The Iranians were desperate to stop the Foxbats. They prepared ambushes along probable approach routes with Chinese HQ-7 and American-made I-Hawk surface-to-air missiles. They even examined Syrian MiG-25s hoping for insight into possible defenses.

But despite all their efforts, the Iranians never could counter the Iraqi MiG-25 bombers. Iran did shoot down a few MiG-25s—but only through sheer luck.

In 1983, the Islamic Republic of Iran Air Force decided that if it couldn’t stop the Foxbats, it should at least have an equivalent weapon. Iran’s F-4 Phantom fighter-bombers could carry a heavy load at high altitude, but only at reduced speed.

And the old Phantoms lacked sophisticated bomb-aiming computers, rendering long-range drops inaccurate.

Iran had acquired 79 of the powerful F-14s before the 1979 Islamic revolution that resulted in Tehran and Washington severing ties. The Tomcat has a central under-fuselage canal that reduces the drag effect from large bomb loads.

The F-14 also has a much more powerful computer than the F-4 does, meaning Tehran’s engineers could modify the Tomcats with automatic bomb-release algorithms. What the Iranian F-14s lacked was bomb racks.

The IRIAF’s self-sufficiency office claimed for years that the program to add bombs to F-14s was a fully domestic project. Now we know that’s not true. During a recent air show at 8th Air Base in Isfahan, the air force displayed an F-14 with a dozen free-fall bombs hanging in its central canal.

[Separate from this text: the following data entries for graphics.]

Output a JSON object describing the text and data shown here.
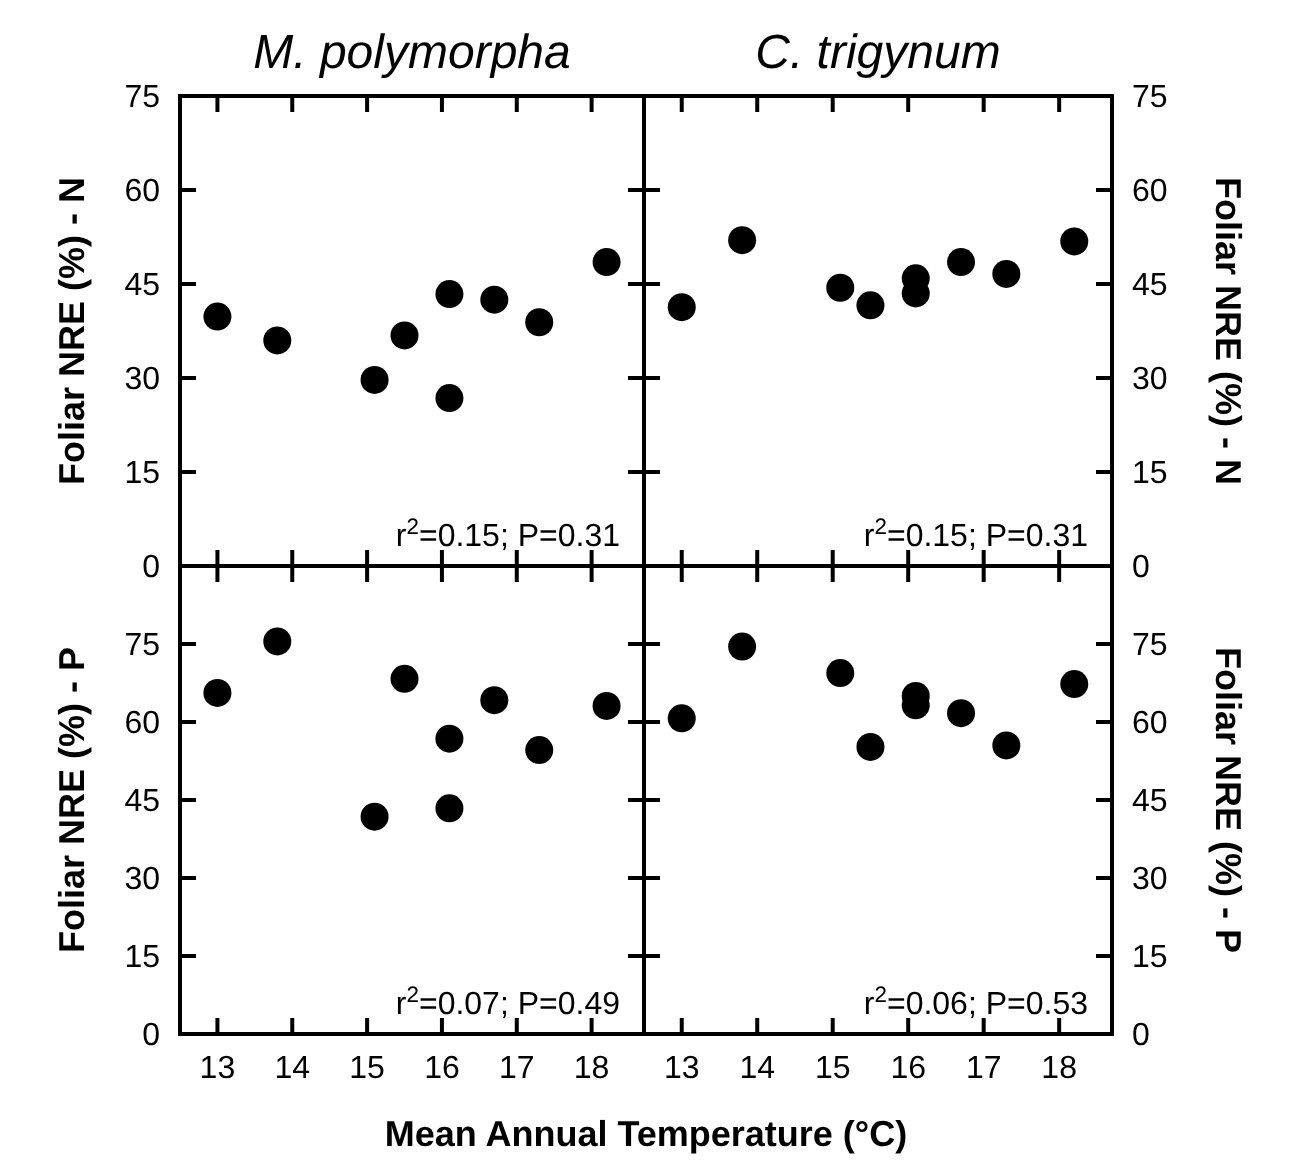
{
  "chart_data": [
    {
      "type": "scatter",
      "title": "M. polymorpha",
      "ylabel": "Foliar NRE (%) - N",
      "x": [
        13.0,
        13.8,
        15.1,
        15.5,
        16.1,
        16.1,
        16.7,
        17.3,
        18.2
      ],
      "values": [
        39.8,
        36.0,
        29.7,
        36.8,
        43.4,
        26.8,
        42.5,
        38.9,
        48.5
      ],
      "color": "#000000",
      "marker": "circle",
      "xlim": [
        12.5,
        18.7
      ],
      "xticks": [
        {
          "value": 13,
          "label": null
        },
        {
          "value": 14,
          "label": null
        },
        {
          "value": 15,
          "label": null
        },
        {
          "value": 16,
          "label": null
        },
        {
          "value": 17,
          "label": null
        },
        {
          "value": 18,
          "label": null
        }
      ],
      "ylim": [
        0,
        75
      ],
      "yticks": [
        0,
        15,
        30,
        45,
        60,
        75
      ],
      "tick_labels": "y",
      "annotations": [
        "r$^{2}$=0.15; P=0.31"
      ]
    },
    {
      "type": "scatter",
      "title": "C. trigynum",
      "ylabel": "Foliar NRE (%) - N",
      "x": [
        13.0,
        13.8,
        15.1,
        15.5,
        16.1,
        16.1,
        16.7,
        17.3,
        18.2
      ],
      "values": [
        41.3,
        52.0,
        44.4,
        41.6,
        45.9,
        43.5,
        48.5,
        46.6,
        51.8
      ],
      "color": "#000000",
      "marker": "circle",
      "xlim": [
        12.5,
        18.7
      ],
      "xticks": [
        {
          "value": 13,
          "label": null
        },
        {
          "value": 14,
          "label": null
        },
        {
          "value": 15,
          "label": null
        },
        {
          "value": 16,
          "label": null
        },
        {
          "value": 17,
          "label": null
        },
        {
          "value": 18,
          "label": null
        }
      ],
      "ylim": [
        0,
        75
      ],
      "yticks": [
        0,
        15,
        30,
        45,
        60,
        75
      ],
      "tick_labels": "y",
      "annotations": [
        "r$^{2}$=0.15; P=0.31"
      ]
    },
    {
      "type": "scatter",
      "ylabel": "Foliar NRE (%) - P",
      "xlabel": "Mean Annual Temperature (°C)",
      "x": [
        13.0,
        13.8,
        15.1,
        15.5,
        16.1,
        16.1,
        16.7,
        17.3,
        18.2
      ],
      "values": [
        65.6,
        75.5,
        41.8,
        68.3,
        56.8,
        43.4,
        64.2,
        54.6,
        63.1
      ],
      "color": "#000000",
      "marker": "circle",
      "xlim": [
        12.5,
        18.7
      ],
      "xticks": [
        13,
        14,
        15,
        16,
        17,
        18
      ],
      "ylim": [
        0,
        90
      ],
      "yticks": [
        0,
        15,
        30,
        45,
        60,
        75
      ],
      "annotations": [
        "r$^{2}$=0.07; P=0.49"
      ]
    },
    {
      "type": "scatter",
      "ylabel": "Foliar NRE (%) - P",
      "x": [
        13.0,
        13.8,
        15.1,
        15.5,
        16.1,
        16.1,
        16.7,
        17.3,
        18.2
      ],
      "values": [
        60.7,
        74.5,
        69.4,
        55.2,
        65.0,
        63.2,
        61.7,
        55.5,
        67.3
      ],
      "color": "#000000",
      "marker": "circle",
      "xlim": [
        12.5,
        18.7
      ],
      "xticks": [
        13,
        14,
        15,
        16,
        17,
        18
      ],
      "ylim": [
        0,
        90
      ],
      "yticks": [
        0,
        15,
        30,
        45,
        60,
        75
      ],
      "annotations": [
        "r$^{2}$=0.06; P=0.53"
      ]
    }
  ]
}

The bomb racks were not Iranian, but American BRU-34s and BRU-42s bearing U.S. Air Force markings.

The U.S. Air Force first used such bomb racks during mid-’80s, around the same time Iran started its Tomcat-bomber project. Because there were so few of the racks in existence, it’s highly improbable that the Iranians got them through the black market and without the knowledge of the U.S. Air Force.

At the time, Washington was trying to repair its relations with Iran through secretive arms deliveries. In an affair later dubbed “Irangate,” the U.S. delivered stockpiles of artillery shells and anti-tank weapons to Iran.

The latest information suggests that during the Irangate affair, Washington also delivered to Tehran the equipment necessary to convert F-14s to bombers. This development implies direct military contact between Iran and the U.S., through which American officials understood the immediate strategic needs of the Iranian air force.

According to official records, the first F-14 bombing run took place in 1985. The pilot was one of the IRIAF’s best—Gen. S. Rostami, the first Iranian to target a MiG-25.

To maintain project secrecy, the first flight took place from 5th Air Base, even though the Tomcats squadrons were located at the 1st, 2nd, 6th, 7th and 8th Air Bases. The target was the field headquarters of an Iraqi division near the front line.

The mission went according t0 plan, but the bombs fell wide and the target sustained only minor damage.

The next step was to develop a heavyweight bomb. The IRIAF prepared a whopping 7,000-pound munition—one of the biggest air-to-ground munitions ever deployed. This time, Gen. Abbas Babaei, the IRIAF’s commander in chief, traveled to a front-line observation post to see the effect for himself.

The F-14 pilot signaled the bomb release. The estimated time on target passed … and nothing happened. As Babaei was getting ready to return to his jeep, a powerful blast shook the ground—admittedly far from the target, but with an obvious psychological effect.

Toward the end of the war, the Iranian air force struggled to keep its fighter fleet operational. Relations with the U.S. again soured and the IRIAF couldn’t acquire spare parts. Tehran tasked its ballistic-missile forces to take over long-range ground strikes, while the F-14s returned to air-combat duties.

Three decades later, the IRIAF is again showing interest in using Tomcats as fighter-bombers. Iranian F-14s have participated in recent air-to-ground gunnery exercises and the air force command has announced the integration of new land-attack weapons on the classic fighters.